Jasper County, Georgia Courthouse  
     Henry's death had left his Frances a 37-year old widow, with ten childen. For the next 18 years, the Jasper County Court would make sure that Frances would keep the plantation she and Henry had built, along with the slaves who worked the land, for the "maintenance and education" of her minor children. Frances lived until the 1850's in Jasper County, her date of death undiscovered as of yet.
     Our next generation is led by Henry and Frances SLAUGHTER's son Hugh Jones SLAUGHTER, born September 3, 1799 back in Greene County, Georgia, and who grew to manhood in Jasper County, Georgia where his father was murdered when Hugh was just 18 years old.  Around 1818, Hugh married Lucinda SAVAGE, the Georgia born daughter of Jesse SAVAGE and Bersheba HILL.  Within months, Hugh and Lucinda SAVAGE moved to Warren County, Tennessee, along with her parents, and are found living near each other in the 1820 Census.

    

Warren County, Tennessee
  Through the years, Hugh J. and Lucinda would have only one child, Jesse SLAUGHTER, born in 1821 Warren County, Tennessee.
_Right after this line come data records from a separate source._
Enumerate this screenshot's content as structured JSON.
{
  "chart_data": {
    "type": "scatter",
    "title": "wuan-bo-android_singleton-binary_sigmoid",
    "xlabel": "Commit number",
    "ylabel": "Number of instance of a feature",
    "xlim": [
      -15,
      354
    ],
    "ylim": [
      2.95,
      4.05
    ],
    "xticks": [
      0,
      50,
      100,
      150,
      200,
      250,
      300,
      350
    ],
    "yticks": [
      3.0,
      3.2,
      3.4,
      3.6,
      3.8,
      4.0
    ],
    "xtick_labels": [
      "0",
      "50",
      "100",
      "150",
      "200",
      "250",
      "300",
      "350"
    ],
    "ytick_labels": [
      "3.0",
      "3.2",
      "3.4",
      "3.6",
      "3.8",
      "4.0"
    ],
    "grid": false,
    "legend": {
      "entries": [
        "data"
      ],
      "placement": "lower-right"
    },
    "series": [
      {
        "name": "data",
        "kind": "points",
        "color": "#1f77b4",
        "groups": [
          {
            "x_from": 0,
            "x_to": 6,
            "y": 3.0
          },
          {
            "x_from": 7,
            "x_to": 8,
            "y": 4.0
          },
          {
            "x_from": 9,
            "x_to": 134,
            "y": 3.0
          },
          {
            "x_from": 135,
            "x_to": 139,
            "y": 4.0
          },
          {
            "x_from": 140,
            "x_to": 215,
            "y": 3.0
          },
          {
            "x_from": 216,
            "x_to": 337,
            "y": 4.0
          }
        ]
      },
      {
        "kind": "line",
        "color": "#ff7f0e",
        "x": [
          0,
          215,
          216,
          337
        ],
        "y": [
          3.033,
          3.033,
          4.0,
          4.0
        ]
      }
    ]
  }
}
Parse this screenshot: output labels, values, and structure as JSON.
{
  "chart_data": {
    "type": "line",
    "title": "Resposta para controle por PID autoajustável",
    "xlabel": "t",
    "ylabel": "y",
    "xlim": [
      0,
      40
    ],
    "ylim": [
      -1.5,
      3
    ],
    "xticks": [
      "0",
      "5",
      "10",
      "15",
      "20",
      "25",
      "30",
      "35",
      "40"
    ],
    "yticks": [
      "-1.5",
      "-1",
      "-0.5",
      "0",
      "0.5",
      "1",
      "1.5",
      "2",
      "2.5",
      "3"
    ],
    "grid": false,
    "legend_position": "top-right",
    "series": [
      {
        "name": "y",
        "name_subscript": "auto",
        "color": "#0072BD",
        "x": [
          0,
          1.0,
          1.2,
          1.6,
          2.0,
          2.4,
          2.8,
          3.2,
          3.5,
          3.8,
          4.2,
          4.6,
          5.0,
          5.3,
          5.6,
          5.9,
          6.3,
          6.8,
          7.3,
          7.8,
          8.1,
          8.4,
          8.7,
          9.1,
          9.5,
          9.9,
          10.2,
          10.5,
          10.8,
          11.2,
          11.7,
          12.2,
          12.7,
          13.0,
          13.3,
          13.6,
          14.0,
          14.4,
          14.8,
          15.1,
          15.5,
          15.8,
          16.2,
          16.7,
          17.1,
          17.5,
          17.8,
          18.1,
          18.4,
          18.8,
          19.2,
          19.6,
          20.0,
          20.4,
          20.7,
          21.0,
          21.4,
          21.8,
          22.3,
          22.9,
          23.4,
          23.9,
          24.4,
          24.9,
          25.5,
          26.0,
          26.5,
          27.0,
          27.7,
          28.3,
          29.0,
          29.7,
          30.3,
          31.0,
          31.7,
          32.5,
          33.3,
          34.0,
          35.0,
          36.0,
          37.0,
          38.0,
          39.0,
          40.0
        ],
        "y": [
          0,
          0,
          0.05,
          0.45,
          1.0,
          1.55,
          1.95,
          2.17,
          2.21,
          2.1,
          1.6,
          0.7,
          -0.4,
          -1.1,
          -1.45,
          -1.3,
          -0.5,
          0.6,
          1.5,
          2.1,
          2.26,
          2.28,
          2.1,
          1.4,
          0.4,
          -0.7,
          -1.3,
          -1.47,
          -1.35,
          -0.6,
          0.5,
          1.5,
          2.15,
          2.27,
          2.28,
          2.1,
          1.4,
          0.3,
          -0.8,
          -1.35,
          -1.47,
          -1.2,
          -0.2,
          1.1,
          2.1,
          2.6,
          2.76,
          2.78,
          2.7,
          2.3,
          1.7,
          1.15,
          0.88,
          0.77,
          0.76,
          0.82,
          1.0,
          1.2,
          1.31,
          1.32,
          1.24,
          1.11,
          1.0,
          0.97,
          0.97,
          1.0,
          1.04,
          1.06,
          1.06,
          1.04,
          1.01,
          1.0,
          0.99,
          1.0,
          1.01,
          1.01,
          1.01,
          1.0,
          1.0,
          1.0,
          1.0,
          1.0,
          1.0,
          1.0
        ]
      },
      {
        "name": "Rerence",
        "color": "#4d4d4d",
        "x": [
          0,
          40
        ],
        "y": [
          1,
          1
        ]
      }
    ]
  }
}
The family listed 3 slaves in 1820, 1 in 1830, 1 in 1840, and 3 in 1850....none were listed in 1860 just prior to the start of the American Civil War, and there is no indication that son Jesse served in either Army.  The farm of Hugh and Lucinda in the 1860 Agricultural Census is listed as having 200 acres, with 11 horses, 4 milk cows, 2 oxen, 4 other cattle, 7 sheep, and 15 hogs.   Hugh SLAUGHTER died in 1876, and Lucinda in 1880, both having lived long lives into their 70's.
     Jesse SLAUGHTER married a 14 year old girl, twenty years his junior, named Sarah Lucinda BLAIR, in November of 1858. They would raise seven children over the next thirty years together on their Warren County farm, one of which was our next direct ancestor, Sarah Elizabeth SLAUGHTER.  Sarah was born in 1866 shortly after the end of the Civil War, and married Elkana Thomas CURTIS just a few weeks short of her 22nd birthday.
    So, the SLAUGHTER line came from England, settled in Virginia through the American Revolution, obtained land in Georgia as a reward for military service, and following a tragic murder of one of our direct ancestors, moved to Warren County, Tennessee before 1820, where my mother was born more than a century later.  JOHN SLAUGHTER of Virginia is the 5th Great Grandfather of Anthony MARTINI.